鎌倉、室町、戦国時代末期まで続いた大内氏の繁栄と滅亡をアオサギの飛行姿と一緒に紹介しましょう。
大内氏は、日本と明との間の貿易(日明貿易=勘合貿易)による膨大な利益によってその繁栄を支えていました。
当時の明王朝は朝貢貿易、すなわち冊封された周辺諸民族の王が大明皇帝に朝貢する形式の貿易しか認めなかったため、室町幕府将軍が明皇帝に対して朝貢し、明皇帝からの頒賜物を日本に持ち帰るという建前での貿易でした。
室町幕府の支配権を確立するための資金を必要としていた足利義満(1358~1408年)は、建前を捨てて実利を取りましたが、幕府の権力が確定した1411年、朝貢は屈辱であるとして貿易が停止されています。しかし財政基盤が落ちた6代将軍足利義教時代(1432年)にまたも貿易は復活しています。

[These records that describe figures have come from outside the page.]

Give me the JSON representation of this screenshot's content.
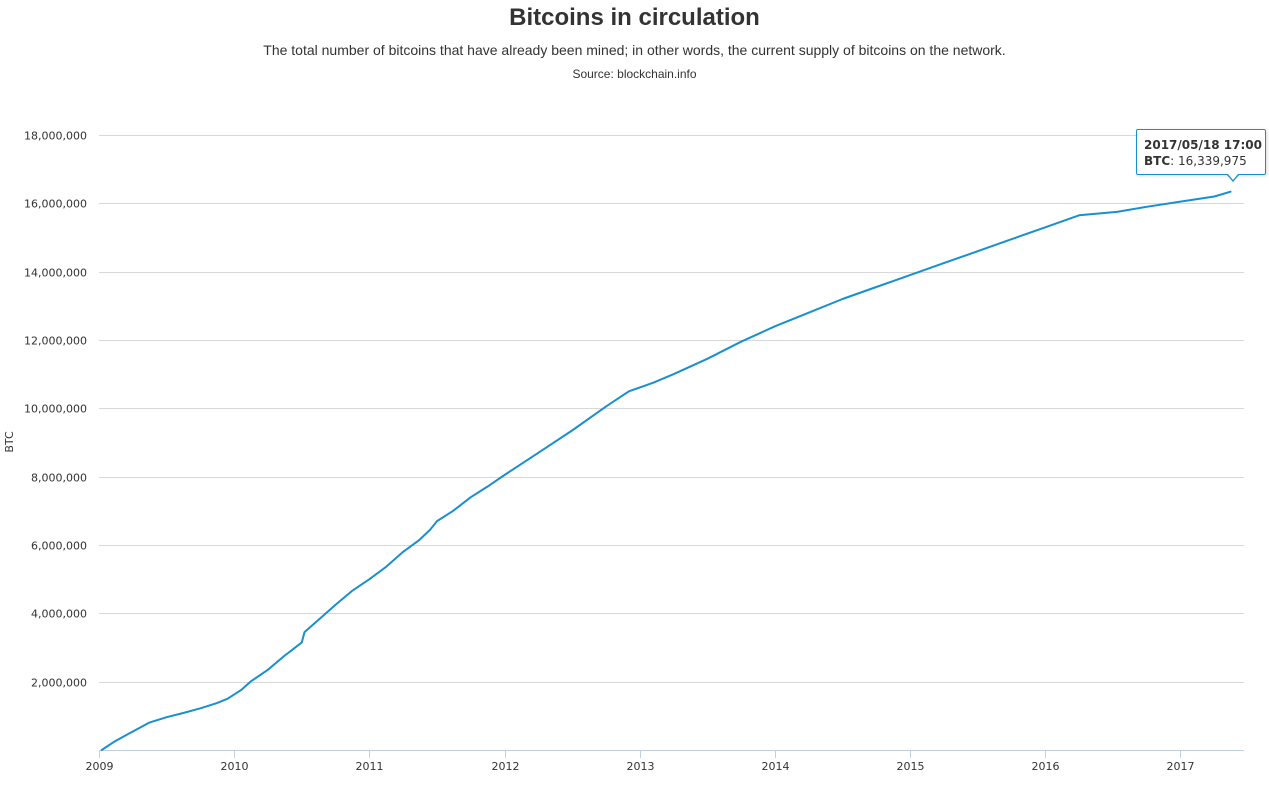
{
  "chart_data": {
    "type": "line",
    "title": "Bitcoins in circulation",
    "subtitle": "The total number of bitcoins that have already been mined; in other words, the current supply of bitcoins on the network.",
    "source": "Source: blockchain.info",
    "ylabel": "BTC",
    "xlabel": "",
    "xlim": [
      2009.0,
      2017.47
    ],
    "ylim": [
      0,
      18000000
    ],
    "y_ticks": [
      2000000,
      4000000,
      6000000,
      8000000,
      10000000,
      12000000,
      14000000,
      16000000,
      18000000
    ],
    "y_tick_labels": [
      "2,000,000",
      "4,000,000",
      "6,000,000",
      "8,000,000",
      "10,000,000",
      "12,000,000",
      "14,000,000",
      "16,000,000",
      "18,000,000"
    ],
    "x_ticks": [
      2009,
      2010,
      2011,
      2012,
      2013,
      2014,
      2015,
      2016,
      2017
    ],
    "x_tick_labels": [
      "2009",
      "2010",
      "2011",
      "2012",
      "2013",
      "2014",
      "2015",
      "2016",
      "2017"
    ],
    "grid": true,
    "legend": "none",
    "line_color": "#1a8fd0",
    "series": [
      {
        "name": "BTC",
        "x": [
          2009.02,
          2009.12,
          2009.25,
          2009.37,
          2009.5,
          2009.62,
          2009.75,
          2009.87,
          2009.95,
          2010.05,
          2010.12,
          2010.25,
          2010.37,
          2010.5,
          2010.52,
          2010.62,
          2010.75,
          2010.87,
          2011.0,
          2011.12,
          2011.25,
          2011.37,
          2011.45,
          2011.5,
          2011.62,
          2011.75,
          2011.87,
          2012.0,
          2012.25,
          2012.5,
          2012.75,
          2012.92,
          2013.1,
          2013.25,
          2013.5,
          2013.75,
          2014.0,
          2014.25,
          2014.5,
          2014.75,
          2015.0,
          2015.25,
          2015.5,
          2015.75,
          2016.0,
          2016.25,
          2016.53,
          2016.75,
          2017.0,
          2017.25,
          2017.37
        ],
        "y": [
          0,
          260000,
          540000,
          800000,
          960000,
          1080000,
          1220000,
          1370000,
          1500000,
          1750000,
          2000000,
          2350000,
          2750000,
          3150000,
          3450000,
          3800000,
          4250000,
          4650000,
          5000000,
          5350000,
          5800000,
          6150000,
          6450000,
          6700000,
          7000000,
          7400000,
          7700000,
          8050000,
          8700000,
          9350000,
          10050000,
          10500000,
          10750000,
          11000000,
          11450000,
          11950000,
          12400000,
          12800000,
          13200000,
          13550000,
          13900000,
          14250000,
          14600000,
          14950000,
          15300000,
          15650000,
          15750000,
          15900000,
          16050000,
          16200000,
          16339975
        ]
      }
    ],
    "tooltip": {
      "date": "2017/05/18 17:00",
      "series_label": "BTC",
      "value": "16,339,975"
    }
  }
}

日明貿易では、明で購入した糸や書画骨董などの商品が、日本で10倍で売れたというので、貿易による利益は莫大なものだったようです。
応仁の乱(1467~1477年)以後の遣明船は、管領家の細川氏、大内氏、博多や堺の有力商人に請け負わせる方式を取るようになり、大内氏はこの貿易による利益で繁栄を続けることができたのです。

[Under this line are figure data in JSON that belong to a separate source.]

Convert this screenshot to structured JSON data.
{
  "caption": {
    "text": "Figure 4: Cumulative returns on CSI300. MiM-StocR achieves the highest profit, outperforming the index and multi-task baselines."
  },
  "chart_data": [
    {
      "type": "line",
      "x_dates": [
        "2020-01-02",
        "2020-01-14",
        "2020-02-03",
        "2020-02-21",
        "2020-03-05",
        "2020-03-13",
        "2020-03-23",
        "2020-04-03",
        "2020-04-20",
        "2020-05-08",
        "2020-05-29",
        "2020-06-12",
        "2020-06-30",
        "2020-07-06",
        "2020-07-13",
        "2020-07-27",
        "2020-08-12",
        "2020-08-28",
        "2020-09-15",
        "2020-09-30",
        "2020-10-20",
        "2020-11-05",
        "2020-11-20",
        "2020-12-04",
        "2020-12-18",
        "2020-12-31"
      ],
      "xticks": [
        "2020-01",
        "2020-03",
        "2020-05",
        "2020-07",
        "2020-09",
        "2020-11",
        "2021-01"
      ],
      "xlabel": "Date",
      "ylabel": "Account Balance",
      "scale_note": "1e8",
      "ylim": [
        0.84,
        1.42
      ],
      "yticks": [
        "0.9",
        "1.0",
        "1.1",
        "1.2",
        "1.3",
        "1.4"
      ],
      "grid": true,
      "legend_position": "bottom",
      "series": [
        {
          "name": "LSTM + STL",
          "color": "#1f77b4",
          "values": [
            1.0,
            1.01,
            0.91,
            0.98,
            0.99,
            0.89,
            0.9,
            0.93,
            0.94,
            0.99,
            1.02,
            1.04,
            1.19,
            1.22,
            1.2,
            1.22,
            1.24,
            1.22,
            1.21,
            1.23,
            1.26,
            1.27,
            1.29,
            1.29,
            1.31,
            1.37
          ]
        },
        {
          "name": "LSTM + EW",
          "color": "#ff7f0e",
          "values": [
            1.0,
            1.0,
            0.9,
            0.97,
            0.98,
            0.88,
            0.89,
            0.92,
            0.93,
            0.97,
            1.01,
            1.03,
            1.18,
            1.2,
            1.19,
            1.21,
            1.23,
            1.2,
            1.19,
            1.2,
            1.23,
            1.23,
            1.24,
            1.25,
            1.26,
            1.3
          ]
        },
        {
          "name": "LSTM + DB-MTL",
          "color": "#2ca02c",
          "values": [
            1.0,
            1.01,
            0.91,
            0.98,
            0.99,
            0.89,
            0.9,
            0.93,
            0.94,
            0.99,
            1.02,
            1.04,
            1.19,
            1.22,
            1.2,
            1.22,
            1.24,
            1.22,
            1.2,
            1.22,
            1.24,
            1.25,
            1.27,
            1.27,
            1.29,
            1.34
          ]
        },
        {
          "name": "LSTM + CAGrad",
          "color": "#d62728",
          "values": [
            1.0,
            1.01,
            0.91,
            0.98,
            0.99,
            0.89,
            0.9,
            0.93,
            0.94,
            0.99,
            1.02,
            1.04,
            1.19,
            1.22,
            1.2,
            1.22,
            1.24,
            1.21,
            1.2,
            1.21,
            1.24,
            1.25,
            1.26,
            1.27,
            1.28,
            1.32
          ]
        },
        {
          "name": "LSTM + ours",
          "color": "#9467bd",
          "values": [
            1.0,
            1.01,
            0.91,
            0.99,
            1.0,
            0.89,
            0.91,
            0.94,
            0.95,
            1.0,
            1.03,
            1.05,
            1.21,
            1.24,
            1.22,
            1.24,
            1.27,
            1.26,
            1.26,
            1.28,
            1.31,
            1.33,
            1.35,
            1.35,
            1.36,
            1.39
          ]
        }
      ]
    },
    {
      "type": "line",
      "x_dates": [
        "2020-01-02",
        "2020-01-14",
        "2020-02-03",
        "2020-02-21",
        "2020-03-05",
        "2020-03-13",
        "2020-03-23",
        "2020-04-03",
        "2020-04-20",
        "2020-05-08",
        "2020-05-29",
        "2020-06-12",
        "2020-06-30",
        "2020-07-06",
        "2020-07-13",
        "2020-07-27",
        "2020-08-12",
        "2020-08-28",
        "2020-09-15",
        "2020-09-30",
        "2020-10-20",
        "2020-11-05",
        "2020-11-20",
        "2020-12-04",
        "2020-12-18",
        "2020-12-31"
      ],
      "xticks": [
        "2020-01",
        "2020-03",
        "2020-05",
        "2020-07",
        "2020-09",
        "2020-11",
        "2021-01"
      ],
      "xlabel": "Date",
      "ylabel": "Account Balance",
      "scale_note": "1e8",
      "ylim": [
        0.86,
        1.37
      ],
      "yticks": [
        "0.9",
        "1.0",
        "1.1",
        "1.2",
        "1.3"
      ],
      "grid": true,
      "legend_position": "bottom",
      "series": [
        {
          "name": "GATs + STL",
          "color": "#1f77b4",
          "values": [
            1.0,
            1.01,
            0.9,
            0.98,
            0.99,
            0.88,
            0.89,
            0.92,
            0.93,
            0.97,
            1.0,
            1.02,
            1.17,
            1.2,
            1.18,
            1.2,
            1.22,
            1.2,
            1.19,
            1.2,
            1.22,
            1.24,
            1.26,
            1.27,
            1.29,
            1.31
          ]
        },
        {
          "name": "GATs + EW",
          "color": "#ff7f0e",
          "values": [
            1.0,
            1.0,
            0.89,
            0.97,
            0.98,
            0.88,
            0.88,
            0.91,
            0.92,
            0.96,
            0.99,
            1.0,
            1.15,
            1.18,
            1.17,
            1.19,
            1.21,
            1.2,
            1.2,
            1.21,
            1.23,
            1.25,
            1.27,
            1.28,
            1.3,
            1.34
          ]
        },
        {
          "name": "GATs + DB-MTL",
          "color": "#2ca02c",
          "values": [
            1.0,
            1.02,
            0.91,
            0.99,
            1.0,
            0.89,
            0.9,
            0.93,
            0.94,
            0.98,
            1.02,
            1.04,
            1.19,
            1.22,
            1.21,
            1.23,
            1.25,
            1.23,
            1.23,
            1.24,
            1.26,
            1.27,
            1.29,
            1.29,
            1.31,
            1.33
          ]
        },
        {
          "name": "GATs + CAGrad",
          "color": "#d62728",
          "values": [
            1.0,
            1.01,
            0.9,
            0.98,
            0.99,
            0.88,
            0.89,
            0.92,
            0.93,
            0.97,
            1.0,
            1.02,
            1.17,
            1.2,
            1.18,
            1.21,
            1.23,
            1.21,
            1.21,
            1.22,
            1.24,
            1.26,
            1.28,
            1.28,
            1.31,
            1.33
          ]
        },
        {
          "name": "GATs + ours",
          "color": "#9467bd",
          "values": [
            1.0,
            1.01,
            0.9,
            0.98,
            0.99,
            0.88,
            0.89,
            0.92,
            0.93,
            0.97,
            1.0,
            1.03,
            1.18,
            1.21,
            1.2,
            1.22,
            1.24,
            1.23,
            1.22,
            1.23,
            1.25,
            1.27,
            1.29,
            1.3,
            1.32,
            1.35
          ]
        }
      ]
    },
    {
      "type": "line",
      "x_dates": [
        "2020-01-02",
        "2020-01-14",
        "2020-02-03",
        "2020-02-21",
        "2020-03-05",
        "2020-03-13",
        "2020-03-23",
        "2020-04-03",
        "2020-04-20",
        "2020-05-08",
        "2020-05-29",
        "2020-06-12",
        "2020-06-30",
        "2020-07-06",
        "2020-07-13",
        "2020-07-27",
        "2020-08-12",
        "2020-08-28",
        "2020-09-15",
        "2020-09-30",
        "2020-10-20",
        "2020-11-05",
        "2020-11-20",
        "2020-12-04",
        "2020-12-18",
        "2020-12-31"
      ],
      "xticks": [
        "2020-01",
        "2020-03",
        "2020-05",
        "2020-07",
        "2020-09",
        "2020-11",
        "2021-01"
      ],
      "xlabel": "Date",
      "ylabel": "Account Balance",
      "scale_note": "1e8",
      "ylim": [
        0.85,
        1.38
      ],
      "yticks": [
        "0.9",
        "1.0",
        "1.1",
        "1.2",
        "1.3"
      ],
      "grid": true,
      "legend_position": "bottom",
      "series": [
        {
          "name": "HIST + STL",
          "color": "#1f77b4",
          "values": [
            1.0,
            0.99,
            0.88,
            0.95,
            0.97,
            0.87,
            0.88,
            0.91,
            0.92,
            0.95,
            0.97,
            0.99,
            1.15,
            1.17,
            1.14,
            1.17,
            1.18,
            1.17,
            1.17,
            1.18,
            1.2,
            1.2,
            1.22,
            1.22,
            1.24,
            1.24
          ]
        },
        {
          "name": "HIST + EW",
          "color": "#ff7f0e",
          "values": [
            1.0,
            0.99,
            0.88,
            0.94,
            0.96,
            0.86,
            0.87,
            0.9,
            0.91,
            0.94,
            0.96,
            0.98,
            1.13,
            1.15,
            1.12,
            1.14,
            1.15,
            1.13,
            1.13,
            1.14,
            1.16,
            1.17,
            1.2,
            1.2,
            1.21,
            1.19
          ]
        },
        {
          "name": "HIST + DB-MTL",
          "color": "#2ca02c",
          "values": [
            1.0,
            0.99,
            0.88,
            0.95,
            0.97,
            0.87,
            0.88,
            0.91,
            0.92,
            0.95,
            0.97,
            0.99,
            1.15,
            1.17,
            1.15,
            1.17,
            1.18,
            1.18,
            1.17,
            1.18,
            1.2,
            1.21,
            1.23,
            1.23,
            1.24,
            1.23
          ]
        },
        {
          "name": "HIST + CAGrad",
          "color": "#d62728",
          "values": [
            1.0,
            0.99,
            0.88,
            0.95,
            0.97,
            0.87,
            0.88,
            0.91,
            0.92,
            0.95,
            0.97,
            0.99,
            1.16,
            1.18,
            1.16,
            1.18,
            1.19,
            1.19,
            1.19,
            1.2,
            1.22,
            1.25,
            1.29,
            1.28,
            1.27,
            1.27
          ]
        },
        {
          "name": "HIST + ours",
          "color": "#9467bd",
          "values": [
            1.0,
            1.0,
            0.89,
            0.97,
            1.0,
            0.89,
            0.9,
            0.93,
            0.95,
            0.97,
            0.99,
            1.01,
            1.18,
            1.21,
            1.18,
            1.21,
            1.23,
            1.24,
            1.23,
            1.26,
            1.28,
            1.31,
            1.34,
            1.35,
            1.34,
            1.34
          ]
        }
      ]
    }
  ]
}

相国寺の僧の日記などによれば、室町中期の貿易船の輸出総額は600万貫(現在の価値で600億円くらいか)、それで購入した明の商品が日本で10倍になるなら、総額6000万貫(6000億円)となる計算です。(大内氏にはその三分の一くらい渡ったかもしれません)

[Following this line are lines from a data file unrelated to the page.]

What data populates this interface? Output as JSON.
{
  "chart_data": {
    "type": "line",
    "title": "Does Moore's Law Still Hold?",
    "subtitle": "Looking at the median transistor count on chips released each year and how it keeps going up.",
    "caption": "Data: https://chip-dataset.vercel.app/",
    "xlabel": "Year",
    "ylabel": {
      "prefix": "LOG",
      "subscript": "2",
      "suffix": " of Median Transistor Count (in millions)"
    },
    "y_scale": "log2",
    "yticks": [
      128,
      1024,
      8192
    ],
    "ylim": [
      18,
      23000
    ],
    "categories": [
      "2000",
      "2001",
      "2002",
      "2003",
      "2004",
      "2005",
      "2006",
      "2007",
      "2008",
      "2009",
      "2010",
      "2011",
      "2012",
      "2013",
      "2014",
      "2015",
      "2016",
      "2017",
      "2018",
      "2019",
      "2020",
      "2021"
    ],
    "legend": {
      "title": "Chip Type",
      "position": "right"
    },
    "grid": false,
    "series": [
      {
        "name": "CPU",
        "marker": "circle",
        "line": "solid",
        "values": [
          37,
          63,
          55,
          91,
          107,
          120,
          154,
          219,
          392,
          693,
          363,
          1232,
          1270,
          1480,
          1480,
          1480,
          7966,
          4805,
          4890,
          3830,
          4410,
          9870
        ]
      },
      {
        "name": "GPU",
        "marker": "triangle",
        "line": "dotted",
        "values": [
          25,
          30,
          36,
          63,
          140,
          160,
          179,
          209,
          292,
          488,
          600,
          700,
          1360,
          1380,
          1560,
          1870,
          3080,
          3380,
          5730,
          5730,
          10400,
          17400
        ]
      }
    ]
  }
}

大内義興は、こうして稼いだ資金を使って山口に亡命してきた足利義稙を奉じて上洛、将軍職に復帰(1516年)させることで、大内氏が永久的な遣明船派遣の管掌権を得ています。上洛の主目的はこの貿易管掌権だったのでしょう。
1519年に大内義興が山口に戻ってしまうと、これに反発した細川高国は大内氏に対立姿勢を見せて1523年に遣明船を派遣、大内方が細川方を明の寧波で襲撃して遣明船を焼き払う寧波事件が発生しています。